Review by Derrick Carter
Running Time: 2 hours 21 minutes
MPAA Rating: Not Rated
(Japanese with English subtitles)
Directed by: Shusuke Kaneko
Written by: Tetsuya Oishi
(based on the manga DEATH NOTE by Tsugumi Ohba & Takeshi Obata)
Starring: Tatsuya Fujiwara, Kenichi Matsuyama, Erika Toda, Shidou Nakamura, Shinnosuke Ikehata, Shunji Fujimura & Takeshi Kaga
The first DEATH NOTE was guaranteed financial success from the get-go, so Warner Bros. Japan had already greenlit a sequel to be released mere months after that first chapter. DEATH NOTE II: THE LAST NAME serves as the second half of the story of Light, L, death gods, and a supernatural notebook. This sequel is loaded with smart twists and unexpected turns, though it falls a step beneath the first film due to some unbalanced pacing and (still) shoddy animation on the death gods. Still, THE LAST NAME concludes this compelling fantasy-mystery in a satisfying manner.
Picking up immediately after the events of the first film, Light Yagami (Tatsuya Fujiwara) has made his way into the top-secret team that’s investigating supernatural serial killer “Kira.” This seems to be a great decision on Light’s part because he can throw the team further off his trail. However, things get complicated when a second Death Note is dropped by a different death god and new supernatural serial killer appears. Light soon finds himself hooking up with pop-star-turned-“Kira 2” Misa (Erika Toda) and struggling to keep the ever-suspicious L (Kenichi Matsuyama) at bay. Also, Light’s growing darkness and twisted morals continue to lead him down a darker-than-expected path.

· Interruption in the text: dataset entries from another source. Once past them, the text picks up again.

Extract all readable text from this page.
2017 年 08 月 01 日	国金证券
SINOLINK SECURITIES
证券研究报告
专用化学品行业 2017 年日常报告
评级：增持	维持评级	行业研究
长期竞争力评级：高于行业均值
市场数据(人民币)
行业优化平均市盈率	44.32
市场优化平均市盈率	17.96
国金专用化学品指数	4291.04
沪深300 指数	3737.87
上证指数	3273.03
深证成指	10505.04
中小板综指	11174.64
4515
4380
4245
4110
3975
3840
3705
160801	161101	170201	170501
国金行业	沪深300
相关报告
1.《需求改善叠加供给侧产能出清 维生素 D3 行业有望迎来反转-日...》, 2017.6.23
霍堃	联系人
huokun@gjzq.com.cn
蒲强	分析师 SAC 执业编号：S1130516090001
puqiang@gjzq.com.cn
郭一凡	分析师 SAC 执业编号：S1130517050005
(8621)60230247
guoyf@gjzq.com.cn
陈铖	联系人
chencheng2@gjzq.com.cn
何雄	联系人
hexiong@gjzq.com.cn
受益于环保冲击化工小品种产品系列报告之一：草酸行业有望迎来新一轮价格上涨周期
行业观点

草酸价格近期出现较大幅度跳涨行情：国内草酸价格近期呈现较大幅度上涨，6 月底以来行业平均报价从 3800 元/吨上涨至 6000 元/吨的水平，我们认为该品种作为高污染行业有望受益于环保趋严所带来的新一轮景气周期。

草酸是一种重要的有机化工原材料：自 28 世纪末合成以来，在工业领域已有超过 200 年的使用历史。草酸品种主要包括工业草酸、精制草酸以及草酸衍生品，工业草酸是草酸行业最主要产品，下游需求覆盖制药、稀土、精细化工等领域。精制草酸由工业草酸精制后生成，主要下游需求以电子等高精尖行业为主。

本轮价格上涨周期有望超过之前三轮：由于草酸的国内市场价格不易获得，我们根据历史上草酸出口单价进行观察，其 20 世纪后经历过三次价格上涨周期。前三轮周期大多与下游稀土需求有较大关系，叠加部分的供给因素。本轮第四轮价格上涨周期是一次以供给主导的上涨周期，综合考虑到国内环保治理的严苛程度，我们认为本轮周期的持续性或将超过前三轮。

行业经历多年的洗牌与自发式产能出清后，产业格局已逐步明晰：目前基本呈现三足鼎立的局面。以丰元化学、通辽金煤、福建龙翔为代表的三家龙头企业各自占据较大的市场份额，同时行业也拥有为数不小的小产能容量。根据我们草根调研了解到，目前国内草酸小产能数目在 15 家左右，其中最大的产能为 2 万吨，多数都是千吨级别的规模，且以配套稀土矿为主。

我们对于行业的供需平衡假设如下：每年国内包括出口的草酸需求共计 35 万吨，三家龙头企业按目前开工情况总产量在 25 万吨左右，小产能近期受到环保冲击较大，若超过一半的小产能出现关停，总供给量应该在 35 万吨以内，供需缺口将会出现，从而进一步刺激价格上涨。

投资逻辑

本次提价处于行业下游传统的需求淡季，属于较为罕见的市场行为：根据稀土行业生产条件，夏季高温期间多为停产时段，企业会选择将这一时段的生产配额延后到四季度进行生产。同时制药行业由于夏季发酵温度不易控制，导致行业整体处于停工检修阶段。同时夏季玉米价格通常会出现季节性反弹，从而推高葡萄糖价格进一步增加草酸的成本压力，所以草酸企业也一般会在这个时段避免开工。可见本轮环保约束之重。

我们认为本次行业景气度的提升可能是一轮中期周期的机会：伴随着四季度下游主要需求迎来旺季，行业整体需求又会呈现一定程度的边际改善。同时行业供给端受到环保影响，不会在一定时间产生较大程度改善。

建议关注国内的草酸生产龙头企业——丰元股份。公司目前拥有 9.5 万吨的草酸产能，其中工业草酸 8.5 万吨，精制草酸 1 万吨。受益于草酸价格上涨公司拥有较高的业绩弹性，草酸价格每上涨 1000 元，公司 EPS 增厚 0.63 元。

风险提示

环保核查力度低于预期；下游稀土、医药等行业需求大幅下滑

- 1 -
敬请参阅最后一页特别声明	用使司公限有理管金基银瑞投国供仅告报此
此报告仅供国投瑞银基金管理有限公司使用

DEATH NOTE II: THE LAST NAME runs 20 minutes longer than its predecessor. The first DEATH NOTE had loads of material to pack into its two-hour running time. Light honed his deadly abilities, learned about the rules of the Death Note, and tried to evade capture through murderous schemes. This sequel has the second “Kira” and people manipulating each other. Don’t get me wrong, it’s a blast to watch as Light manipulates L, L manipulates Light, they both manipulate Misa, and even the death gods manipulate each other and are manipulated by humans. However, there’s a noticeably dull stretch of story during the film’s middle section. It’s not that this section is bad, it just isn’t quite as exciting as everything else around it.

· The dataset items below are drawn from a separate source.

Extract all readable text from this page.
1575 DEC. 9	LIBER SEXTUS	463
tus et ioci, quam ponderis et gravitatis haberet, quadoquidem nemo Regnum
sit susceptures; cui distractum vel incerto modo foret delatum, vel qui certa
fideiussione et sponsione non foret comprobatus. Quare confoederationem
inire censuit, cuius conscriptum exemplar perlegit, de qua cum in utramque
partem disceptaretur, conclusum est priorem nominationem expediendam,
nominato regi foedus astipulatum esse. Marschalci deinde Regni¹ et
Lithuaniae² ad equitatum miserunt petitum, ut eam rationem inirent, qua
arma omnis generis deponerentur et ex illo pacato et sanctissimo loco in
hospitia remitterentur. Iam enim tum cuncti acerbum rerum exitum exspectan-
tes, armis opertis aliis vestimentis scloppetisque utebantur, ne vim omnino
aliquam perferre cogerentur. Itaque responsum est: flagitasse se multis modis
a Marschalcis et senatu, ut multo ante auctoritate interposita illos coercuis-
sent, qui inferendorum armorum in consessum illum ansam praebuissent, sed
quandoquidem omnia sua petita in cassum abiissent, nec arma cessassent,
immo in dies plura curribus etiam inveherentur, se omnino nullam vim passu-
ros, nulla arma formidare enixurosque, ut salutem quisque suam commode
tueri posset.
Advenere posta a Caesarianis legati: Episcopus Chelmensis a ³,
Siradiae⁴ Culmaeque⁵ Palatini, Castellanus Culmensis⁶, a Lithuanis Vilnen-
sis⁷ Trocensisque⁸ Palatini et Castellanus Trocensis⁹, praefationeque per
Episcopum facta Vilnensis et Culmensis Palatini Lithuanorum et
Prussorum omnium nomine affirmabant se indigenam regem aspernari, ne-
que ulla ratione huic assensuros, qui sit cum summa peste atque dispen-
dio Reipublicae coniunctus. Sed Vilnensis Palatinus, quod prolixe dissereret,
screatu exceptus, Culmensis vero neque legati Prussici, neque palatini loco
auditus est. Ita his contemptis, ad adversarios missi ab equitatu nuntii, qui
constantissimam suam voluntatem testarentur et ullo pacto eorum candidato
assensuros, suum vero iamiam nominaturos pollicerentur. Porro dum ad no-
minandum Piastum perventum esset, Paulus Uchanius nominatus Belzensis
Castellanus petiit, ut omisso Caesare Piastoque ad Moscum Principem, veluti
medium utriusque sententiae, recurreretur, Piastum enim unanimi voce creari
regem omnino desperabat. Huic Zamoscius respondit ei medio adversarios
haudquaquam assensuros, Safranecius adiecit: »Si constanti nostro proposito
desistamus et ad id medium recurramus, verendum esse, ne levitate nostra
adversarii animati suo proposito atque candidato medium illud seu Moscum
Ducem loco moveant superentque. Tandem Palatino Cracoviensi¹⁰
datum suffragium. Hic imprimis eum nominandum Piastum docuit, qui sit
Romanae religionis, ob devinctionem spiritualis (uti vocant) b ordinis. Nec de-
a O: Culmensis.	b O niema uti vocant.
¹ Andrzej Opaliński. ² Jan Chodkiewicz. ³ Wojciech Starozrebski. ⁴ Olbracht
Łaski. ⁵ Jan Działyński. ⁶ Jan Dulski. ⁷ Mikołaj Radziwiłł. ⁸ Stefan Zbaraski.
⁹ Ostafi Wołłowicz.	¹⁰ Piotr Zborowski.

One subplot (involving a vengeful news employee) also seems wildly out-of-place and you may question what it’s even doing within the confines of this second DEATH NOTE film (as it almost seems like material for DEATH NOTE 3). However, the script smartly ties this into the rest of the plot because new rules and revelations work their way into the material. Much like the first film, you’ll have to pay attention to details and keep your eyes on the screen. Pretty much everything has a purpose and it’s easy to get lost in the complicated web of death and deceit that comes to a climax in the whopping final third. The last act is loaded with huge shocks and corpses. At least two or three of them will likely take the viewer by surprise.
Tatsuya Fujiwara and Kenichi Matsuyama fit their roles perfectly. The film also revels in placing these two opposing geniuses in the same room and milking the tension for all it’s worth. You get the sense that they both want to kill each other at any given moment, but are stuck constantly searching for the perfect opportunity to do so. Takeshi Kaga is once again wasted as Light’s bland detective father, though the script does try to flesh out his character in cool ways. Sadly, these efforts are too little, too late. Shidou Nakamura still seems to be having a blast as the voice of Light’s death god friend Ryuk, even if this character’s animation still looks cheesy as hell.
This sequel’s newcomers are Misa and her death god guardian Rem. Erika Toda’s Misa was briefly glimpsed in the background of the first DEATH NOTE, but she makes her way into the main proceedings as a different kind of supernatural serial killer. At times, Toda’s Misa seems wildly unstable (killing innocent folks at the drop of a dime), other times she’s ditzy as she desperately attempts to woo Light, and she also maintains a shred of a moral compass. This might sound inconsistent, but Toda sells her unusual antagonist (towards both Light and L) as a complicated character. Shinnosuke Ikehata also lends his voice to the shoddily animated Rem, creating an antagonist (again, for both Light and L) who has different motives than Ryuk’s desire for amusement.
DEATH NOTE II: THE LAST NAME is a marginal step beneath the first DEATH NOTE. This sequel has loads of smart twists and turns, a constant battle of wits between two compelling main characters, and brings interesting new players/rules into the proceedings, but it also suffers from messy pacing and cheap-looking animation. If you liked DEATH NOTE, you’ll likely have a good time watching this sequel. DEATH NOTE II: THE LAST NAME serves as a nice closer to the series’ main plot, which has since milked itself for two more movies (a spin-off and a sequel) and a miniseries (none of which I plan on reviewing). If you want something weird, smart, and entertaining, I highly recommend checking out both DEATH NOTE films.